On July 30, 1942, Max Frisch marries his former classmate Trudy Constanze von Meyenburg.
Reading around Frisch’s central question of how to stay alive “between the portrait of you that is made by the others and the one you make yourself”.
The ethical core of the marriage bond, Hegel is suggesting, lies in the ideal that marriage partners become so embedded in each other’s characters as agents, that neither is really in a position simply to renounce the other at will, for the constitutive “will to be married’ to the other comes to be part and parcel of each self’s own spontaneous affirmation of his or her own self-identity and of his or her own character as an agent—this will is not located merely in the particular exchange of vows (itself not dissimilar to a contract) that occurred on their wedding day.
From David Ciabatta’s investigation of the role of family in Hegel’s phenomenology.
An ideal perhaps, but one which I could, from my own vantage point, thoroughly deconstruct. Interesting.

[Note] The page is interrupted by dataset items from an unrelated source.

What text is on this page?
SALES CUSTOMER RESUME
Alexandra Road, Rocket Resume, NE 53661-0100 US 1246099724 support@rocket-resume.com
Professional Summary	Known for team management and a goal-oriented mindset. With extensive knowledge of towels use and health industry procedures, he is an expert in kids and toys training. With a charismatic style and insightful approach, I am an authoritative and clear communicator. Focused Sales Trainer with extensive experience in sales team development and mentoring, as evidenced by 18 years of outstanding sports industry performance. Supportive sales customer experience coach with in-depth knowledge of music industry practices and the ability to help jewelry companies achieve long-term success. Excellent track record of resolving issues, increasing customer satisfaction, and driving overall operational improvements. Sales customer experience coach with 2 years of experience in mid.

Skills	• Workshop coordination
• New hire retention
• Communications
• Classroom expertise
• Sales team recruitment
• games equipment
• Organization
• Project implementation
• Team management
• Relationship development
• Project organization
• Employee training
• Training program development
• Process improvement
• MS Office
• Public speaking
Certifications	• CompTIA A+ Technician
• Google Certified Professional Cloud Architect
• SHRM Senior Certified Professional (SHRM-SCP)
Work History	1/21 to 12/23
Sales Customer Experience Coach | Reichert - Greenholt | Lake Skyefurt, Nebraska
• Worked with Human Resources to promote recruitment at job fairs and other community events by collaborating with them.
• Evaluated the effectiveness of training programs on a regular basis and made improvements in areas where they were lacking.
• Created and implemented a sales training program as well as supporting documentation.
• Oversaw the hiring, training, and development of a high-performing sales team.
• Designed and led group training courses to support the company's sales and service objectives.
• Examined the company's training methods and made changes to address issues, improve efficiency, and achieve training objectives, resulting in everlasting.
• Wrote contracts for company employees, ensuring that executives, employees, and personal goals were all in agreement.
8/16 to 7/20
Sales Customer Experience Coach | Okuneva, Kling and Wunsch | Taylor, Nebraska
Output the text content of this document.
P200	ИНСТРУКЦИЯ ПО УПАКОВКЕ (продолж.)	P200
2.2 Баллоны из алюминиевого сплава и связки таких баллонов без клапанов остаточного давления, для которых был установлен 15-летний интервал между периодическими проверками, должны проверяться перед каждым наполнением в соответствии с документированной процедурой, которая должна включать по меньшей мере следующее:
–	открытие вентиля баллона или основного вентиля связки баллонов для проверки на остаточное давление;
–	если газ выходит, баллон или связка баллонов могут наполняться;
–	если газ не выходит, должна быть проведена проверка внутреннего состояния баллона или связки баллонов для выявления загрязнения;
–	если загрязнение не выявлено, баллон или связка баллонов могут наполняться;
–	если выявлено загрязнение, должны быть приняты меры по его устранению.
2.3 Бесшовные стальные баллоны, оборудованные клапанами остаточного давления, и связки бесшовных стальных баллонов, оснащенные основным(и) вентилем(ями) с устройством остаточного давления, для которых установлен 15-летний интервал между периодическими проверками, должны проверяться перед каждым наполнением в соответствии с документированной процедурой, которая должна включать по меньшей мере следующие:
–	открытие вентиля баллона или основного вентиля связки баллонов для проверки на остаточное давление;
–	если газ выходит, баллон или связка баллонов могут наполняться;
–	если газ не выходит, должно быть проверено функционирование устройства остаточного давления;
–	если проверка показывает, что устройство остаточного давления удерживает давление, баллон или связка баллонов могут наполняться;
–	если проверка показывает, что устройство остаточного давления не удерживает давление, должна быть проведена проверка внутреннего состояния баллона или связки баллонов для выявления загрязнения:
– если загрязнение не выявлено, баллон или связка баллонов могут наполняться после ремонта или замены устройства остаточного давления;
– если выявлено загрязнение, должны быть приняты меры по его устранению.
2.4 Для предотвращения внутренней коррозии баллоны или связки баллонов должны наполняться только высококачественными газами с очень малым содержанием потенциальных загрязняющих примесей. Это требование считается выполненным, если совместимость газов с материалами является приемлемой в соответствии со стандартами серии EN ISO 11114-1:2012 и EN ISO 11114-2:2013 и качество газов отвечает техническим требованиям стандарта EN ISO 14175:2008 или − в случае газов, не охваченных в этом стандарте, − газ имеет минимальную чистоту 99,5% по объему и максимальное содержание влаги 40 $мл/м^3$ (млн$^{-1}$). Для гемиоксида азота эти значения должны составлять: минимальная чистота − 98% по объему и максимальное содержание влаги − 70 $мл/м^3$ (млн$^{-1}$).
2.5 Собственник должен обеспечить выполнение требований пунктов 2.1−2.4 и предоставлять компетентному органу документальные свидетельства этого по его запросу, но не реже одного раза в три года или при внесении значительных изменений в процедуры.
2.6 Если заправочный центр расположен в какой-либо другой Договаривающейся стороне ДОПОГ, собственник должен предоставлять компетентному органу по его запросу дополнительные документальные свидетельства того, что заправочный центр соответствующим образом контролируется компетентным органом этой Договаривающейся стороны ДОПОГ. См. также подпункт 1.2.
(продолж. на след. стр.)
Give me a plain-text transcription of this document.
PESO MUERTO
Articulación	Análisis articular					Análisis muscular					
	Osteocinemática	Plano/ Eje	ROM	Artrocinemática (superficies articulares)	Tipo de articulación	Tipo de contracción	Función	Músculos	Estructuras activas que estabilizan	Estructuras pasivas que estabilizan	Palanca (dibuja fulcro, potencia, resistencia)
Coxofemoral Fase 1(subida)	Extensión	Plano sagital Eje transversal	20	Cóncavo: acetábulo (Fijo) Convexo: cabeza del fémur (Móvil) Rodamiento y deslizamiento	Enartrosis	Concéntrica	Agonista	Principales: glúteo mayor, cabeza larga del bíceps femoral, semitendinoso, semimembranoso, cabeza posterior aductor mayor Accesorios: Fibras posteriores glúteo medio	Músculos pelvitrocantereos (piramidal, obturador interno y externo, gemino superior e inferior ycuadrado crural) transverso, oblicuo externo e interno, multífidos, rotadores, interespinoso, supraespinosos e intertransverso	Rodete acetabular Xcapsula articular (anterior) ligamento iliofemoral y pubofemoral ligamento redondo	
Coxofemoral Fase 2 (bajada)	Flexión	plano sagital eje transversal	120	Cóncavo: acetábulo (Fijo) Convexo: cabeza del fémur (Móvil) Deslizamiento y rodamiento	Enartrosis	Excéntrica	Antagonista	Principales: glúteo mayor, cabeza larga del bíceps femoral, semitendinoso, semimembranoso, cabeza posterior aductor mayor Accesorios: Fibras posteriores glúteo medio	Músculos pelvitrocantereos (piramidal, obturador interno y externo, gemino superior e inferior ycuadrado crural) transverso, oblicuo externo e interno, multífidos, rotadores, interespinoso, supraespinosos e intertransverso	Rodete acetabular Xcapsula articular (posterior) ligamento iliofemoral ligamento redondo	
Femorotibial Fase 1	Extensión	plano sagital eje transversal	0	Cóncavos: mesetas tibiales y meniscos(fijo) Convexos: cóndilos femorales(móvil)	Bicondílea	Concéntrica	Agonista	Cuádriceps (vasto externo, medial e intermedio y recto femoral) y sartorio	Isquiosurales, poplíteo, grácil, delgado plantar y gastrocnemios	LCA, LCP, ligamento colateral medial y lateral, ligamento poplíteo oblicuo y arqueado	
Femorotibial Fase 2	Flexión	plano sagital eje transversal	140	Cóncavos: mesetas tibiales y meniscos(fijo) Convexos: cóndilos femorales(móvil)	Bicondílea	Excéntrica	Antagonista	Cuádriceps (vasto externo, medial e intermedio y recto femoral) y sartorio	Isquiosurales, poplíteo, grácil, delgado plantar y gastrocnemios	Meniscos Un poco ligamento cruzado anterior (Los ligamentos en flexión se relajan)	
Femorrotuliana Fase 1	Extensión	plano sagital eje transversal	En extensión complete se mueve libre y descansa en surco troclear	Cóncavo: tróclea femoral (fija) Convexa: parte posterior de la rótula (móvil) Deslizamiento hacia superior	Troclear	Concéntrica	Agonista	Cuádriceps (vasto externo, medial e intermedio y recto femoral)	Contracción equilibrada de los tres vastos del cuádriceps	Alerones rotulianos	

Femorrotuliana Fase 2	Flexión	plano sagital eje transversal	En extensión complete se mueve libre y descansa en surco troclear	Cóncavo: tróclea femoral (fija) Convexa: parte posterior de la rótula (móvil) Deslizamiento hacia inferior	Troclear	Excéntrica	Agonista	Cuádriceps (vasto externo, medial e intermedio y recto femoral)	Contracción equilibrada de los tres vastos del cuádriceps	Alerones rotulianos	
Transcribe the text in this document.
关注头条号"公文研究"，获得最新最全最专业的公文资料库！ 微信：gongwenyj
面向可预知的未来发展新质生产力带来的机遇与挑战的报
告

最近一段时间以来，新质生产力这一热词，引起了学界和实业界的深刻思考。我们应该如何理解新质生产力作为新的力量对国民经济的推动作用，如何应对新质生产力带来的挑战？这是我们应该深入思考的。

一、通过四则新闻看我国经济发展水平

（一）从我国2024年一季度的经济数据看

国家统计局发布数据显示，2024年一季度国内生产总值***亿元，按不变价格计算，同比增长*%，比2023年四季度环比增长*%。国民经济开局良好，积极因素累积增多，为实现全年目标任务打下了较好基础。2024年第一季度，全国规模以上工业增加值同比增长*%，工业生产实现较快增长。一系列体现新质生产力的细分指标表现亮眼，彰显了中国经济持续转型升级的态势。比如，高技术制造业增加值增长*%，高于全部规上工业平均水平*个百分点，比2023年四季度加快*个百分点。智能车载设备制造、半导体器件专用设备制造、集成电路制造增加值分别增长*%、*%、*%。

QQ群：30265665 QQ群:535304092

Perhaps even an unattainable ideal but I’m only just beginning to dip into Hegel and it coincided with Frisch who makes selfhood in marriage a central theme of Stiller.
Interesting that you are dipping into Hegel. I have been going back to Hegel myself lately, 30 years after finishing my degree in Philosophy (and to this very day I can vividly remember being in the office of my German philosophy prof discussing Hegel – nothing of the discussion of course, but the experience is engraved in my mind in every other detail!)
As for poor Frisch, I am anxiously waiting for a copy of Homo Faber ordered at the beginning of the month before I was asked to write a small piece about it. I have since ordered a second copy for $1 (also from the UK) and put in an interlibrary loan request. It’s beginning to feel like a quest for the Holy Grail.
Homo Faber is worth the wait and doesn’t take long to read once or twice.
I don’t have the grounding to get enough from reading Hegel directly so tend to read through other writers.